The ability to generate personalized interpretive laboratory reports based on demographic and clinical data in the EPR would assist clinicians who are often unfamiliar with rapidly changing laboratory methods and their interpretation. The ability of the laboratory information system to rapidly identify a possible outbreak, by identifying clusters of microbial isolates with similar genetic profiles could significantly reduce the size and impact of communicable disease outbreaks. Personalized, targeted decision support can potentially reduce inappropriate antibiotic use, healthcare costs (Sintchenko et al. 2005), the emergence of drug resistance and adverse drug effects.

The use of laboratory data for clinical quality and safety. Laboratory information systems can be used by health authorities to monitor the quality of patient care in individual hospitals (Fairweather and Rogerson 2001) by gathering statistics about infections which develop after a patient’s admission to hospital – such as S. aureus or specifically MRSA blood stream infections. This has benefits for both potential patients and the general public who arguably have a right to information about the quality of care in hospitals to which they may be admitted in future. In some countries, data related to HAIs are publicly reported, and the occurrence of cases judged to be preventable may incur penalties. For example, the Centers for Medicare and Medicaid Services (CMS) in the USA have recently announced that they will no longer reimburse healthcare facilities for costs related to certain HAIs that could have reasonably been prevented through the use of evidence-based guidelines (http://www.idsociety.org/newsArticle.aspx?id=6,852).

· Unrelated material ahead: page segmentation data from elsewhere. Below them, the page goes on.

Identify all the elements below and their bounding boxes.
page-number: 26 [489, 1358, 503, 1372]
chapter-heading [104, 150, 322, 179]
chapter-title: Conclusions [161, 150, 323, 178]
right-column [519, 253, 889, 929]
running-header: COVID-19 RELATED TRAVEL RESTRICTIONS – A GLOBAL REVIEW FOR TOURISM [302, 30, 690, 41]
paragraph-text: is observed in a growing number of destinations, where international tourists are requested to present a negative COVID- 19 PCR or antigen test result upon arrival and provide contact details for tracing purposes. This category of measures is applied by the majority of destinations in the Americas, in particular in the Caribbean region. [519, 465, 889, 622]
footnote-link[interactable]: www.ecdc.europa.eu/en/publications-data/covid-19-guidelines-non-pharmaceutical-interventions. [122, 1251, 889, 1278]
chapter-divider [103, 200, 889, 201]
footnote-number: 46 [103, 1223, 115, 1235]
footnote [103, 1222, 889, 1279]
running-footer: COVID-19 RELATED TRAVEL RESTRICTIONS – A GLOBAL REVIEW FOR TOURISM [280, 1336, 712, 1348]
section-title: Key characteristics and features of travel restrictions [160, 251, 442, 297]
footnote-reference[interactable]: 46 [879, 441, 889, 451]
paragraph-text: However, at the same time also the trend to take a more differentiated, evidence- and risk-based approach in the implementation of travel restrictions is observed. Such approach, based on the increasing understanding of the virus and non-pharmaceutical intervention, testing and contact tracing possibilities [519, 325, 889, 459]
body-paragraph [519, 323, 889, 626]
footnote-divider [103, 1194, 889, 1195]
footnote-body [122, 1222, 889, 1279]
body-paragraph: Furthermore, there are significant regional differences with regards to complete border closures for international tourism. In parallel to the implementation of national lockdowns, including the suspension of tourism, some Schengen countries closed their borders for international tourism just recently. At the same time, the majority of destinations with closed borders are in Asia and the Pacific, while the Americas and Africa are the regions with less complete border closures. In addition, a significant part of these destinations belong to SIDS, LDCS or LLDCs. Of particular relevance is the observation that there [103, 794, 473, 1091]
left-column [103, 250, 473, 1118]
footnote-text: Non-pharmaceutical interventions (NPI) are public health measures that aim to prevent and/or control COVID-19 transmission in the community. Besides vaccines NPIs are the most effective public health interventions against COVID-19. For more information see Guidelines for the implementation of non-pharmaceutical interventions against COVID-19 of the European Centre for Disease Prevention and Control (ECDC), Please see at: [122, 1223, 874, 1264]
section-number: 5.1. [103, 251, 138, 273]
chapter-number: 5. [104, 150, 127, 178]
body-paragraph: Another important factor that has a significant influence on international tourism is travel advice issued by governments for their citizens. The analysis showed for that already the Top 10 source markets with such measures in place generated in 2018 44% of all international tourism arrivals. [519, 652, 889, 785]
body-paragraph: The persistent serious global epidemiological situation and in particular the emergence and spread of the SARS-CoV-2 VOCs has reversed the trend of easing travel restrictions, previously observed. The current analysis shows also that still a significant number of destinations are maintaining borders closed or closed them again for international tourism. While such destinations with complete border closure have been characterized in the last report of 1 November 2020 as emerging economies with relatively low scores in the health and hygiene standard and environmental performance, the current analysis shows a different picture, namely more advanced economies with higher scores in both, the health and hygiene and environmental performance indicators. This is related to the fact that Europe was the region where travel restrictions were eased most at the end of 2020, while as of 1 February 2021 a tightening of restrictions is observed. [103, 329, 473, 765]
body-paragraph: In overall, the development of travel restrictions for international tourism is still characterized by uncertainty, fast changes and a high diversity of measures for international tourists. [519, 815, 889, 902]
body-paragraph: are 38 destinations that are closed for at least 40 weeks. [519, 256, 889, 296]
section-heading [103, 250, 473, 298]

Many health professionals and administrators are concerned about financial penalties for “preventable” infections and about possible misinterpretation of publicly reported HAI rates because of differences in case-mix and reporting systems (Stone et al. 2005) between hospitals. Some commentators fear that hospitals may refuse to care for high-risk patients who are more likely to develop infections. However, electronic reporting and data scanning software have the potential to analyze individual patient risk factors and adjust incidence data according to the differences in case mix between different types of hospital.

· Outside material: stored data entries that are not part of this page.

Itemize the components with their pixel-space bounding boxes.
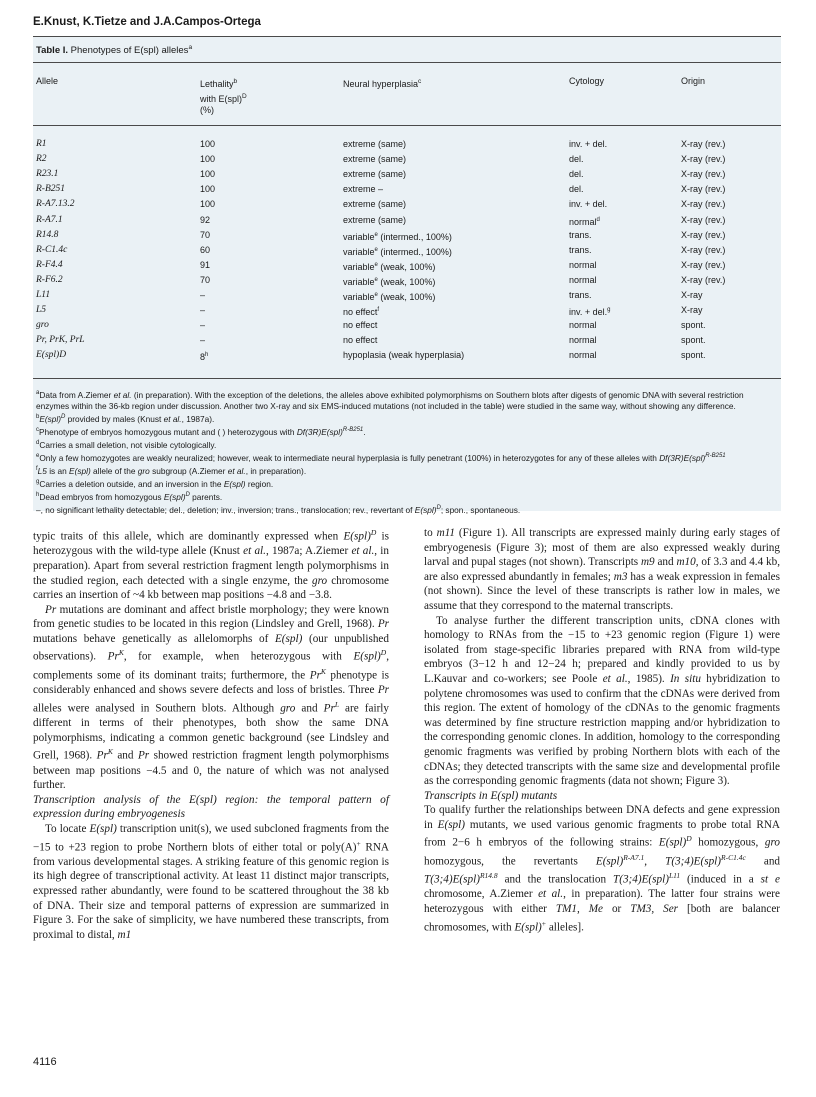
header-lethality-line1: Lethality <box>200 79 234 89</box>
footnote-g: $^g$Carries a deletion outside, and an inversion in the E(spl) region. <box>36 478 274 489</box>
table-row <box>33 350 781 361</box>
cell-lethality: – <box>200 335 206 346</box>
cell-allele: R-C1.4c <box>36 244 68 255</box>
cell-neural: variable$^e$ (weak, 100%) <box>343 276 436 287</box>
table-row <box>33 169 781 180</box>
right-paragraph-2: To analyse further the different transcription units, cDNA clones with homology to RNAs from the −15 to +23 genomic region (Figure 1) were isolated from stage-specific libraries prepared with RNA from wild-type embryos (3−12 h and 12−24 h; prepared and kindly provided to us by L.Kauvar and co-workers; see Poole et al., 1985). In situ hybridization to polytene chromosomes was used to confirm that the cDNAs were derived from this region. The extent of homology of the cDNAs to the genomic fragments was determined by fine structure restriction mapping and/or hybridization to the corresponding genomic clones. In addition, homology to the corresponding genomic fragments was verified by probing Northern blots with each of the cDNAs; they detected transcripts with the same size and developmental profile as the corresponding genomic fragments (data not shown; Figure 3). <box>424 614 781 788</box>
header-origin: Origin <box>681 76 706 86</box>
left-column <box>33 526 389 942</box>
cell-cytology: normal <box>569 350 597 361</box>
cell-lethality: 91 <box>200 259 211 270</box>
cell-allele: E(spl)D <box>36 350 67 361</box>
page-number: 4116 <box>33 1056 57 1068</box>
cell-origin: X-ray (rev.) <box>681 274 726 285</box>
header-top-rule <box>33 62 781 63</box>
cell-neural: hypoplasia (weak hyperplasia) <box>343 350 465 361</box>
header-neural-label: Neural hyperplasia <box>343 79 419 89</box>
cell-allele: R2 <box>36 154 47 165</box>
cell-neural-mark: f <box>377 307 380 314</box>
cell-origin: X-ray (rev.) <box>681 244 726 255</box>
cell-origin: X-ray (rev.) <box>681 199 726 210</box>
cell-lethality: 100 <box>200 169 216 180</box>
cell-neural-mark: e <box>374 231 378 238</box>
table-caption-footnote-mark: a <box>188 44 193 51</box>
cell-neural: variable$^e$ (weak, 100%) <box>343 261 436 272</box>
cell-origin: X-ray <box>681 290 703 300</box>
table-row <box>33 275 781 286</box>
cell-neural: extreme – <box>343 184 384 195</box>
table-row <box>33 184 781 195</box>
cell-neural: extreme (same) <box>343 139 407 149</box>
footnote-e: $^e$Only a few homozygotes are weakly neuralized; however, weak to intermediate neural hyperplasia is fully penetrant (100%) in heterozygotes for any of these alleles with Df(3R)E(spl)$^{R-B251}$ <box>36 452 726 463</box>
cell-origin: spont. <box>681 350 706 361</box>
cell-cytology: inv. + del. <box>569 199 608 210</box>
header-cytology: Cytology <box>569 76 605 86</box>
footnote-d: $^d$Carries a small deletion, not visible cytologically. <box>36 439 217 450</box>
cell-allele: R14.8 <box>36 229 59 240</box>
table-row <box>33 139 781 150</box>
cell-cytology: normal <box>569 259 597 270</box>
cell-origin: X-ray (rev.) <box>681 259 726 270</box>
table-row <box>33 199 781 210</box>
cell-allele: R-A7.13.2 <box>36 199 75 210</box>
cell-lethality: 100 <box>200 139 216 149</box>
header-allele: Allele <box>36 76 59 86</box>
cell-origin: X-ray (rev.) <box>681 169 726 180</box>
cell-allele: R-F4.4 <box>36 259 63 270</box>
running-head: E.Knust, K.Tietze and J.A.Campos-Ortega <box>33 16 261 28</box>
cell-neural: extreme (same) <box>343 214 407 225</box>
cell-neural-detail: (weak, 100%) <box>377 292 436 302</box>
cell-cytology: inv. + del. <box>569 139 608 149</box>
cell-lethality: 8$^h$ <box>200 352 209 363</box>
cell-cytology: normal <box>569 335 597 346</box>
cell-cytology-mark: d <box>596 216 600 223</box>
cell-lethality: 70 <box>200 274 211 285</box>
cell-neural-detail: (weak, 100%) <box>377 276 436 287</box>
left-paragraph-2: Pr mutations are dominant and affect bristle morphology; they were known from genetic studies to be located in this region (Lindsley and Grell, 1968). Pr mutations behave genetically as allelomorphs of E(spl) (our unpublished observations). $Pr^K$, for example, when heterozygous with E(spl)$^D$, complements some of its dominant traits; furthermore, the $Pr^K$ phenotype is considerably enhanced and shows severe defects and loss of bristles. Three Pr alleles were analysed in Southern blots. Although gro and $Pr^L$ are fairly different in terms of their phenotypes, both show the same DNA polymorphisms, indicating a common genetic background (see Lindsley and Grell, 1968). $Pr^K$ and Pr showed restriction fragment length polymorphisms between map positions −4.5 and 0, the nature of which was not analysed further. <box>33 603 390 792</box>
cell-neural: no effect$^f$ <box>343 307 380 318</box>
cell-lethality: 100 <box>200 199 216 210</box>
footnote-h: $^h$Dead embryos from homozygous E(spl)$^D$ parents. <box>36 491 223 502</box>
cell-neural: variable$^e$ (intermed., 100%) <box>343 246 452 257</box>
cell-lethality-mark: h <box>205 352 209 359</box>
header-lethality-line3: (%) <box>200 105 214 115</box>
cell-origin: X-ray (rev.) <box>681 184 726 195</box>
table-caption: Phenotypes of E(spl) alleles <box>68 45 189 57</box>
header-neural <box>343 76 421 91</box>
cell-neural-detail: (intermed., 100%) <box>377 231 452 242</box>
cell-allele: gro <box>36 320 49 331</box>
table-row <box>33 320 781 331</box>
cell-neural-mark: e <box>374 276 378 283</box>
cell-neural-mark: e <box>374 261 378 268</box>
right-paragraph-1: to m11 (Figure 1). All transcripts are expressed mainly during early stages of embryogenesis (Figure 3); most of them are also expressed weakly during larval and pupal stages (not shown). Transcripts m9 and m10, of 3.3 and 4.4 kb, are also expressed abundantly in females; m3 has a weak expression in females (not shown). Since the level of these transcripts is rather low in males, we assume that they correspond to the maternal transcripts. <box>424 527 780 612</box>
cell-origin: X-ray (rev.) <box>681 214 726 225</box>
table-title <box>36 44 192 56</box>
right-section-heading: Transcripts in E(spl) mutants <box>424 789 558 802</box>
footnote-b: $^b$E(spl)$^D$ provided by males (Knust et al., 1987a). <box>36 413 215 424</box>
cell-origin: X-ray (rev.) <box>681 139 726 149</box>
cell-neural-detail: (weak, 100%) <box>377 261 436 272</box>
cell-lethality: – <box>200 305 206 316</box>
table-row <box>33 154 781 165</box>
footnote-c: $^c$Phenotype of embryos homozygous mutant and ( ) heterozygous with Df(3R)E(spl)$^{R-B251}$. <box>36 426 366 437</box>
cell-lethality: 100 <box>200 154 216 165</box>
cell-lethality: – <box>200 320 206 331</box>
cell-neural-mark: e <box>374 246 378 253</box>
table-row <box>33 260 781 271</box>
table-bottom-rule <box>33 378 781 379</box>
cell-lethality: – <box>200 290 206 300</box>
cell-neural-detail: (intermed., 100%) <box>377 246 452 257</box>
table-row <box>33 290 781 301</box>
header-lethality-mark: b <box>233 78 238 85</box>
cell-cytology: inv. + del.$^g$ <box>569 307 611 318</box>
cell-cytology: trans. <box>569 229 592 240</box>
table-row <box>33 215 781 226</box>
left-paragraph-1: typic traits of this allele, which are dominantly expressed when E(spl)$^D$ is heterozygous with the wild-type allele (Knust et al., 1987a; A.Ziemer et al., in preparation). Apart from several restriction fragment length polymorphisms in the studied region, each detected with a single enzyme, the gro chromosome carries an insertion of ~4 kb between map positions −4.8 and −3.8. <box>33 528 389 602</box>
cell-lethality: 100 <box>200 184 216 195</box>
cell-cytology: trans. <box>569 244 592 255</box>
cell-neural: extreme (same) <box>343 199 407 210</box>
header-bottom-rule <box>33 125 781 126</box>
cell-cytology-mark: g <box>607 307 611 314</box>
cell-lethality: 60 <box>200 244 211 255</box>
cell-neural: no effect <box>343 335 378 346</box>
left-paragraph-3: To locate E(spl) transcription unit(s), we used subcloned fragments from the −15 to +23 region to probe Northern blots of either total or poly(A)+ RNA from various developmental stages. A striking feature of this genomic region is its high degree of transcriptional activity. At least 11 distinct major transcripts, expressed rather abundantly, were found to be scattered throughout the 38 kb of DNA. Their size and temporal patterns of expression are summarized in Figure 3. For the sake of simplicity, we have numbered these transcripts, from proximal to distal, m1 <box>33 822 389 941</box>
cell-cytology: normal <box>569 274 597 285</box>
table-row <box>33 230 781 241</box>
footnote-a: $^a$Data from A.Ziemer et al. (in preparation). With the exception of the deletions, the alleles above exhibited polymorphisms on Southern blots after digests of genomic DNA with several restriction enzymes within the 36-kb region under discussion. Another two X-ray and six EMS-induced mutations (not included in the table) were studied in the same way, without showing any difference. <box>36 389 744 411</box>
footnote-f: $^f$L5 is an E(spl) allele of the gro subgroup (A.Ziemer et al., in preparation). <box>36 465 307 476</box>
cell-allele: R23.1 <box>36 169 59 180</box>
cell-origin: X-ray (rev.) <box>681 229 726 240</box>
cell-neural: no effect <box>343 320 378 331</box>
table-row <box>33 335 781 346</box>
cell-cytology: trans. <box>569 290 592 300</box>
header-lethality <box>200 76 247 117</box>
header-lethality-line2: with E(spl) <box>200 93 243 104</box>
cell-allele: R-F6.2 <box>36 274 63 285</box>
cell-origin: X-ray (rev.) <box>681 154 726 165</box>
cell-neural: extreme (same) <box>343 169 407 180</box>
cell-neural: extreme (same) <box>343 154 407 165</box>
cell-origin: spont. <box>681 320 706 331</box>
cell-lethality: 70 <box>200 229 211 240</box>
cell-allele: R1 <box>36 139 47 149</box>
header-neural-mark: c <box>418 78 422 85</box>
table-footnotes <box>36 388 776 516</box>
footnote-abbreviations: –, no significant lethality detectable; del., deletion; inv., inversion; trans., translocation; rev., revertant of E(spl)$^D$; spon., spontaneous. <box>36 504 521 515</box>
cell-neural-mark: e <box>374 292 378 298</box>
cell-neural: variable$^e$ (weak, 100%) <box>343 292 436 302</box>
table-row <box>33 305 781 316</box>
cell-cytology: normal <box>569 320 597 331</box>
cell-allele: R-A7.1 <box>36 214 63 225</box>
right-column <box>424 526 780 935</box>
cell-allele: Pr, PrK, PrL <box>36 335 85 346</box>
cell-cytology: del. <box>569 169 584 180</box>
left-section-heading: Transcription analysis of the E(spl) region: the temporal pattern of expression during embryogenesis <box>33 793 389 821</box>
cell-cytology: normal$^d$ <box>569 216 600 227</box>
table-top-rule <box>33 36 781 37</box>
cell-allele: L5 <box>36 305 47 316</box>
cell-allele: L11 <box>36 290 51 300</box>
right-paragraph-3: To qualify further the relationships between DNA defects and gene expression in E(spl) mutants, we used various genomic fragments to probe total RNA from 2−6 h embryos of the following strains: E(spl)$^D$ homozygous, gro homozygous, the revertants E(spl)$^{R-A7.1}$, T(3;4)E(spl)$^{R-C1.4c}$ and T(3;4)E(spl)$^{R14.8}$ and the translocation T(3;4)E(spl)$^{L11}$ (induced in a st e chromosome, A.Ziemer et al., in preparation). The latter four strains were heterozygous with either TM1, Me or TM3, Ser [both are balancer chromosomes, with E(spl)+ alleles]. <box>424 804 781 934</box>
cell-allele: R-B251 <box>36 184 66 195</box>
cell-cytology: del. <box>569 184 584 195</box>
cell-neural: variable$^e$ (intermed., 100%) <box>343 231 452 242</box>
table-row <box>33 245 781 256</box>
header-lethality-line2-mark: D <box>242 92 247 100</box>
cell-lethality: 92 <box>200 214 211 225</box>
table-label: Table I. <box>36 45 69 57</box>
cell-origin: spont. <box>681 335 706 346</box>
cell-origin: X-ray <box>681 305 703 316</box>
cell-cytology: del. <box>569 154 584 165</box>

Like most other applications, the use of surveillance data for quality assurance has the potential to improve patient care and the performance and accountability of individual clinicians and healthcare organizations, but there is, also the potential for misuse, breaches of confidentiality and data security not only for patients, but also for professionals, who are usually very wary of any type of performance monitoring.

20.6.4 Surveillance Ethics: A New Paradigm

Advances in surveillance technologies raise the need for the development of frameworks and guidelines for surveillance ethics. Research ethics has traditionally been a central theme of bioethics discourse, for which monitoring guidelines and procedures are well established in health and research institutions, but the ethics of disease surveillance is a relatively unexplored area in need of debate. On the one hand, there are questions about the technical similarities and/or differences between surveillance and research and how they affect practice, if at all (Fairchild and Bayer 2004). In theory, these may be the questions of definition and semantics, but there are currently major differences, which may or may not be justified, in the way these two areas are perceived by practitioners and funding bodies. From an ethical perspective, the key question is whether there are morally relevant differences between research and surveillance such that the ethical requirements for the former should not also apply to the latter. According to research ethics, for example, informed consent is paramount and the interests of the individual are supposed to take priority over those of science or society (Declaration of Helsinki - available at: http://www.wma.net/e/policy/b3.htm). Given that research and surveillance are similar insofar as both aim to generate information to promote health outcomes, the crucial questions are whether, why and how much, if at all, ethical requirements for disease surveillance should be less stringent than those of biomedical research.